I was thinking about was what my life will mean one day, what it means to build a nation, and what role can I play in the grand scheme of things. Here is where I found the quote:

"And on the pedestal these words appear:
'My name is Ozymandias, king of kings:
Look on my works, ye mighty, and despair!'
Nothing beside remains. Round the decay
Of the colossal wreck, boundless and bare
The lone and level sands stretch far away."

-Percy Bysshe Shelley

Those words still ring through my ears, "Look on my works, ye mighty, and despair!" I imagine myself in the Imperial Sand Dunes of southeast California. The dunes are huge and expansive. You can't help but feel small compared to them. Not just small, but vulnerable. You check your gas gauge, twice. The heavy sands and the heat they trap could kill you if you don't keep moving.

And here, in the middle of this wasteland, you encounter a pedestal. One stone artifact in a mountainous terrain of sand, heat, and desolation. The stone object is a warning to the mighty, to you who believe that you can create something timeless. "Look upon my works, ye mighty, and despair!" The warning is clear: nothing remains.

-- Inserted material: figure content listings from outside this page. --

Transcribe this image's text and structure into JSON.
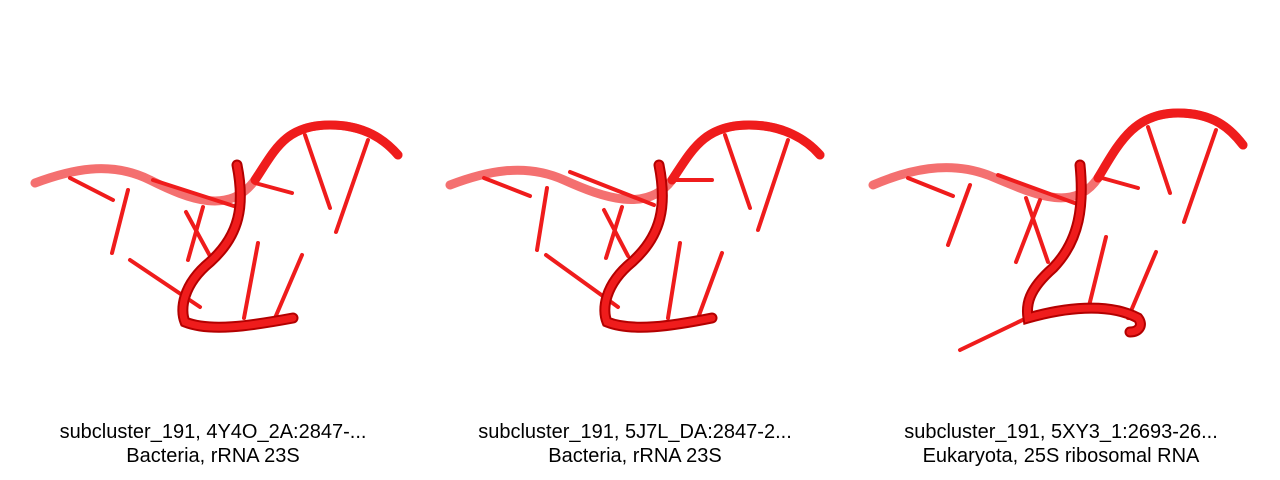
{
  "colors": {
    "strand": "#ef1c1c",
    "strand_dark": "#b30000",
    "strand_light": "#f47070"
  },
  "panels": [
    {
      "line1": "subcluster_191, 4Y4O_2A:2847-...",
      "line2": "Bacteria, rRNA 23S"
    },
    {
      "line1": "subcluster_191, 5J7L_DA:2847-2...",
      "line2": "Bacteria, rRNA 23S"
    },
    {
      "line1": "subcluster_191, 5XY3_1:2693-26...",
      "line2": "Eukaryota, 25S ribosomal RNA"
    }
  ]
}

This reminded me of a second quote by one of my favorite authors, H.G. Wells. In this passage, the protagonist travels into the future where the remaining people had become like animals, simple and unintelligent. He explores the area and encounters an abandoned building here. It's old, but it is obviously some sort of museum or university. The flags that line the large room catch his eyes. That's when he sees the shelves:

"The brown and charred rags that hung from the sides of it, I presently recognized as the decaying vestiges of books. They had long since dropped to pieces, and every semblance of print had left them. But here and there were warped boards and cracked metallic clasps that told the tale well enough. Had I been a literary man I might, perhaps, have moralized upon the futility of all ambition. But as it was, the thing that struck me with keenest force was the enormous waste of labour to which this sombre wilderness or rotting paper testified. At the time I will confess that I thought cheifly of the Philosphical Transactions and my own seventeen papers upon physical optics."

Again, the warning is clear. So little remains from our massive efforts. Our great nations are sand and all the we know is dust. Our monuments break and our books crumble. Really, in the end, all we have are our individual life journies. My roommate once jokingly told me that he's after prestige in the scientific world. At first, that seems like a noble goal. In the end, however, that goal, like Ozymandias' great kingdom, will be like every other goal; a desert of dust. Suddenly, I'm glad that my journey is one I do out of love. We have so little time and so many steps to take in our lives. I can only pray that each of my steps takes me towards happiness and the things that truly are timeless in life.

What I study may not last forever, but it brings me true inner joy. On top of that, I think I may be able to touch a life or two in the process. Isn't that all that matters in the end?